Data in HTTPS is encrypted and decrypted through the following steps:
- The client (typically browser) and the server establish a TCP connection.
- The client sends a “client hello” to the server. The message contains a set of necessary encryption algorithms (cipher suites) and the latest TLS version it can support.
- The server responds with a “server hello” so the browser knows whether it can support the algorithms and TLS version.
- The server then sends the SSL certificate to the client. The certificate contains the public key, hostname, expiry dates, etc.
- The client validates the certificate and generates a session key and encrypts it using the public key.
- The server receives the encrypted session key and decrypts it with the private key.
- Now that both the client and the server hold the same session key (symmetric encryption), the encrypted data is transmitted in a secure bi-directional channel.
HTTP Versions
HTTP had undergone significant transformations since its inception in 1989 with version 0.9. The first HTTP release was a one line protocol where GET was the only request method and the response contained only HTML content.
HTTP 1.0 was designed as a browser-friendly protocol with the following features:
- Provided header fields including rich metadata about both request and response (HTTP version number, status code, content type).
- Response: not limited to hypertext (Content-Type header provided ability to transmit files other than plain HTML files — e.g. scripts, stylesheets, media).
- Methods supported: GET, HEAD, POST
- Connection nature: terminated immediately after the response (each request required a new TCP connection).
HTTP 1.0 was replaced by HTTP/1.1, which introduced critical performance optimizations and feature enhancements — persistent and pipelined connections, chunked transfers, compression/decompression, content negotiations, virtual hosting (a server with a single IP Address hosting multiple domains), faster response and bandwidth savings by adding cache support. However, it still couldn’t fix the issue of ‘Head-of-Line’ (HOL) blocking, which happens when all parallel request slots in a browser are filled. HTTP/1.1 also added new methods: PUT, DELETE, TRACE and OPTIONS.
The HTTP/2 protocol differs from HTTP/1.1 in a few ways:
- It’s a binary protocol rather than a text protocol. It can’t be read and created manually. Despite this hurdle, it allows for the implementation of improved optimization techniques.
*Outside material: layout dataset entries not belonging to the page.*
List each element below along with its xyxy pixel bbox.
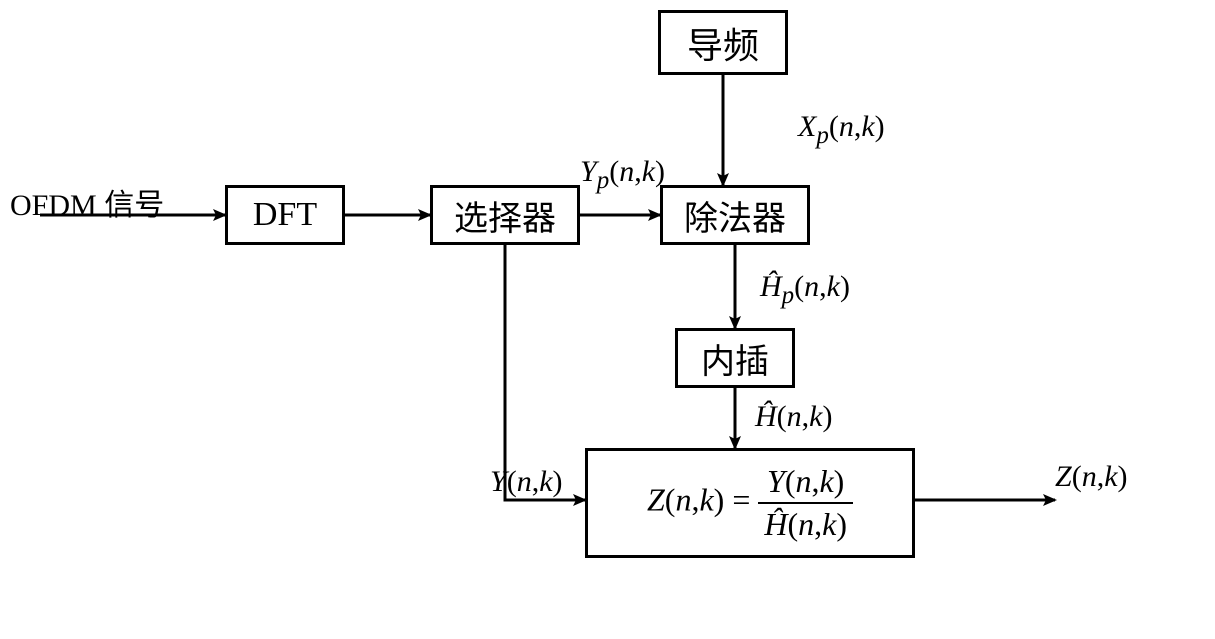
divider-block: 除法器 bbox=[660, 185, 810, 245]
selector-label: 选择器 bbox=[454, 191, 556, 240]
eq-lhs: Z(n,k) = bbox=[647, 481, 758, 517]
input-signal-label: OFDM 信号 bbox=[10, 180, 164, 224]
y-label: Y(n,k) bbox=[490, 465, 563, 499]
dft-block: DFT bbox=[225, 185, 345, 245]
selector-block: 选择器 bbox=[430, 185, 580, 245]
hp-label: Ĥp(n,k) bbox=[760, 270, 850, 310]
divider-label: 除法器 bbox=[684, 191, 786, 240]
equalizer-equation: Z(n,k) = Y(n,k) Ĥ(n,k) bbox=[647, 463, 853, 543]
eq-fraction: Y(n,k) Ĥ(n,k) bbox=[758, 463, 853, 543]
pilot-label: 导频 bbox=[687, 17, 759, 69]
arrow-selector-to-eq bbox=[505, 245, 585, 500]
eq-num: Y(n,k) bbox=[758, 463, 853, 502]
dft-label: DFT bbox=[253, 196, 317, 234]
pilot-block: 导频 bbox=[658, 10, 788, 75]
eq-den: Ĥ(n,k) bbox=[758, 502, 853, 543]
xp-label: Xp(n,k) bbox=[798, 110, 885, 150]
equalizer-block: Z(n,k) = Y(n,k) Ĥ(n,k) bbox=[585, 448, 915, 558]
h-label: Ĥ(n,k) bbox=[755, 400, 833, 434]
yp-label: Yp(n,k) bbox=[580, 155, 665, 195]
interp-block: 内插 bbox=[675, 328, 795, 388]
z-label: Z(n,k) bbox=[1055, 460, 1128, 494]
interp-label: 内插 bbox=[701, 334, 769, 383]
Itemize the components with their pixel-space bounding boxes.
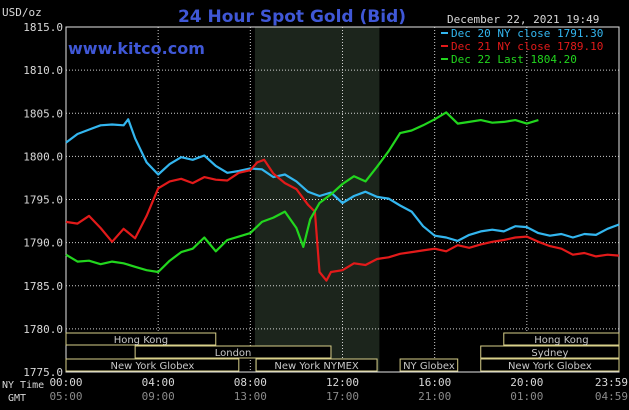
y-tick-label: 1805.0 [23, 107, 63, 120]
x-tick-label-ny: 08:00 [234, 376, 267, 389]
grid [65, 26, 620, 373]
nymex-shaded-region [254, 27, 380, 372]
series-lines [65, 111, 620, 282]
x-tick-label-gmt: 01:00 [510, 390, 543, 403]
nymex-shade [254, 27, 380, 372]
session-label: NY Globex [403, 361, 455, 372]
x-tick-label-gmt: 05:00 [49, 390, 82, 403]
unit-label: USD/oz [2, 6, 42, 19]
session-box [134, 345, 332, 359]
x-tick-label-gmt: 17:00 [326, 390, 359, 403]
y-tick-label: 1810.0 [23, 64, 63, 77]
session-box [255, 358, 378, 372]
x-tick-label-ny: 16:00 [418, 376, 451, 389]
x-tick-label-ny: 00:00 [49, 376, 82, 389]
session-label: New York Globex [110, 361, 194, 372]
session-box [480, 358, 620, 372]
y-tick-label: 1780.0 [23, 323, 63, 336]
series-line-2 [65, 158, 620, 282]
session-box [503, 332, 620, 346]
session-label: New York NYMEX [274, 361, 359, 372]
session-label: Hong Kong [534, 335, 588, 346]
session-label: New York Globex [508, 361, 592, 372]
session-label: Sydney [531, 348, 568, 359]
ny-time-label: NY Time [2, 380, 44, 391]
x-tick-label-ny: 20:00 [510, 376, 543, 389]
x-tick-label-ny: 23:59 [595, 376, 628, 389]
market-sessions: Hong Kong London New York Globex New York N… [65, 332, 620, 372]
legend-label: Dec 20 NY close 1791.30 [451, 27, 603, 40]
y-tick-label: 1775.0 [23, 366, 63, 379]
session-box [65, 358, 240, 372]
y-axis-ticks: 1775.0 1780.0 1785.0 1790.0 1795.0 1800.0 1805… [23, 21, 63, 379]
x-tick-label-gmt: 09:00 [142, 390, 175, 403]
x-tick-label-gmt: 21:00 [418, 390, 451, 403]
timestamp: December 22, 2021 19:49 [447, 13, 599, 26]
legend-label: Dec 21 NY close 1789.10 [451, 40, 603, 53]
session-box [480, 345, 620, 359]
x-tick-label-ny: 12:00 [326, 376, 359, 389]
session-label: Hong Kong [114, 335, 168, 346]
series-line-3 [65, 111, 539, 274]
x-tick-label-gmt: 04:59 [595, 390, 628, 403]
y-tick-label: 1800.0 [23, 150, 63, 163]
legend-label: Dec 22 Last 1804.20 [451, 53, 577, 66]
session-box [65, 332, 217, 346]
series-line-1 [65, 118, 620, 242]
y-tick-label: 1795.0 [23, 194, 63, 207]
x-tick-label-ny: 04:00 [142, 376, 175, 389]
y-tick-label: 1785.0 [23, 280, 63, 293]
y-tick-label: 1815.0 [23, 21, 63, 34]
y-tick-label: 1790.0 [23, 237, 63, 250]
session-box [399, 358, 459, 372]
site-watermark: www.kitco.com [68, 39, 205, 58]
session-label: London [215, 348, 252, 359]
chart-title: 24 Hour Spot Gold (Bid) [178, 7, 406, 27]
gmt-label: GMT [8, 393, 26, 404]
plot-border [65, 26, 620, 373]
x-tick-label-gmt: 13:00 [234, 390, 267, 403]
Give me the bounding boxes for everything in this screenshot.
- It’s a multiplexed protocol. Parallel requests can be made over the same connection, removing the constraints of the HTTP/1.x protocol.
- It compresses headers. As these are often similar among a set of requests, this removes the duplication and overhead of data transmitted.
- It allows a server to populate data in a client cache through a mechanism called the server push.
HTTP/2 solved several problems that the creators of HTTP/1.1 did not anticipate. In particular, HTTP/2 is much faster and more efficient than HTTP/1.1. However, HOL blocking could still occur at the transport (TCP) layer.
The next major version of HTTP, HTTP/3 has the same semantics as earlier versions of HTTP but uses QUIC instead of TCP for the transport layer portion. QUIC is designed to provide much lower latency for HTTP connections. Like HTTP/2, it is a multiplexed protocol, but HTTP/2 runs over a single TCP connection, so packet loss detection and retransmission handled at the TCP layer can block all streams. QUIC runs multiple streams over UDP and implements packet loss detection and retransmission independently for each stream, so that if an error occurs, only the stream with data in that packet is blocked. This effectively eliminates HOL blocking at the transport layer.